Я знал, о ком идёт речь. Профессор Добжанский, гениальный учёный, чьи разработки в области химии и биологии считались государственной тайной высшего уровня. Его лаборатория, спрятанная где-то в Подмосковье, была окружена слухами. Поговаривали, что он работает над чем-то, способным изменить ход истории, но никто из нас, даже я, не знал подробностей. Секретность была абсолютной. И всё же, судя по тону товарища Сталина (как я понял из слов Белова), Добжанский переступил черту. Майор Ковалёв прибыл через полчаса. Его лицо, обычно суровое, было ещё более мрачным, чем обычно. Он вошёл без стука, как всегда, и коротко доложил: «По вашему приказу, товарищ полковник». Белов жестом указал ему на стул. Я остался в углу, продолжая фиксировать всё в блокноте.— Ковалёв, — начал Аркадий Михайлович, — Добжанский.... Его эксперименты угрожают национальной безопасности. Так считает товарищ Сталин. Ваша задача — немедленно отправиться в его лабораторию. Возьмите с собой группу доверенных людей. Никто не должен знать о цели операции. Проверьте всё: оборудование, записи, образцы. Если Добжанский откажется сотрудничать… — он сделал паузу, — вы знаете, что делать. Ковалёв кивнул, не задавая вопросов. Он был человеком действия, и такие приказы для него не новость. Но я заметил, как его брови слегка дрогнули — даже он понимал, что дело серьёзное.— И ещё, — добавил Белов, понизив голос. — Если найдёте что-то… необычное, немедленно доложите мне лично. Никаких рапортов через обычные каналы. Это дело государственной важности. Ковалёв козырнул и вышел. Полковник повернулся ко мне:— Иван Петрович, подготовьте шифрованное сообщение для наших людей в Ленинграде. Пусть проверят все контакты Добжанского за последние три месяца. Имена, даты, места. Всё. И… — он замялся, что было для него необычно, — держите ухо востро. Если слухи о его экспериментах просочатся, мы все окажемся под ударом. Я кивнул, чувствуя, как холод пробирает до костей. Что такого мог натворить Добжанский, чтобы сам товарищ Сталин звонил ночью? Какие эксперименты могли поставить под угрозу всю страну? Ответов у меня нет, но я знаю одно: эта ночь — лишь начало. И что-то подсказывает мне, что впереди нас ждут события, которые изменят всё.
17 июня 1937 года,
Утро началось с тревожных новостей, которые подтвердили мои худшие опасения. Я, Иван Петрович Соколов, продолжаю вести записи о действиях полковника Аркадия Михайловича Белова, генерального комиссара по государственной безопасности. Сегодняшние события лишь усилили ощущение, что мы стоим на пороге чего-то необратимого.В 6:12 утра в кабинет Белова ворвался майор Ковалёв, вернувшийся из лаборатории Добжанского.

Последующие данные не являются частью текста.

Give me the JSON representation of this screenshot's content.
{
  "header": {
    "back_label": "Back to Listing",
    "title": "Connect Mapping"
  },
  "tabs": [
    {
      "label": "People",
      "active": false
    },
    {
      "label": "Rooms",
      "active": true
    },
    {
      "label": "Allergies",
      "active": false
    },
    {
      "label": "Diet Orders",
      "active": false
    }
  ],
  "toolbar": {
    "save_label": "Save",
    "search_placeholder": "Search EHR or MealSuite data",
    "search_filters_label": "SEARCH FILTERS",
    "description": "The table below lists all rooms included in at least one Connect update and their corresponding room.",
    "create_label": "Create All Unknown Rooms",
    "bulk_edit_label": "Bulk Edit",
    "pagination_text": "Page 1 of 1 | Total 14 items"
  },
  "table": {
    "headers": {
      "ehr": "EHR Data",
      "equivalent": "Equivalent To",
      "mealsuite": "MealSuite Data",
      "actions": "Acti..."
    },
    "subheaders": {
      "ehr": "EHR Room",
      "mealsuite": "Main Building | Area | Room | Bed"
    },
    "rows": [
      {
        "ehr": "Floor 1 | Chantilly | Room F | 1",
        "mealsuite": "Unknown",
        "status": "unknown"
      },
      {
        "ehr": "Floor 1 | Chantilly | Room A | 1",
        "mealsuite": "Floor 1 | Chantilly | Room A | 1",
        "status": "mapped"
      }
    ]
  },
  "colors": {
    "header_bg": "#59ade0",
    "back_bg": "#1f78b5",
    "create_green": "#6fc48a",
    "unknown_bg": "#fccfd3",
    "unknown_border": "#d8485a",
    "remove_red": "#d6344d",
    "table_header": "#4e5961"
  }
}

Его форма была покрыта дорожной пылью, а лицо выражало смесь гнева и растерянности — редкое сочетание для человека, которого я привык видеть непроницаемым. Он доложил, что лаборатория пуста. Добжанский исчез. Всё оборудование, записи, пробирки с неизвестными веществами — всё пропало. На месте остались лишь следы поспешного бегства: перевёрнутые столы, разбитые колбы и несколько сожжённых документов, которые Ковалёву удалось частично восстановить.Аркадий Михайлович выслушал доклад молча, лишь пальцы его правой руки слегка постукивали по столу — верный признак, что он сдерживает ярость. Когда Ковалёв закончил, Белов коротко приказал: «Останьтесь». Затем повернулся ко мне:— Иван Петрович, вызовите подполковника Белецкого. Срочно. И подготовьте линию для связи с Кремлём. Я немедленно связался с комендатурой и передал приказ о вызове Юрия Афанасьевича Белецкого, одного из самых опытных оперативников НКВД, Пока я занимался этим, Белов изучал обугленные обрывки бумаг, которые принёс Ковалёв. Я мельком заметил несколько слов: «инъекции», «эмоциональная ампутация», «солдат без страха». Эти слова, вырванные из контекста, вызвали у меня озноб. Что за дьявольские эксперименты проводил Добжанский?Ковалёв, стоя у стола, добавил:— Товарищ полковник, есть данные, что Добжанский бежал на запад. Возможно, в Польшу. Оттуда он может попытаться попасть в Америку. Его контакты в Ленинграде подтверждают, что он вёл переписку с иностранцами. Белов кивнул, не отрывая глаз от документов.— Америка, — пробормотал он. — Этот безумец хочет продать свои дьявольские опыты за океан. Белецкий прибыл через час.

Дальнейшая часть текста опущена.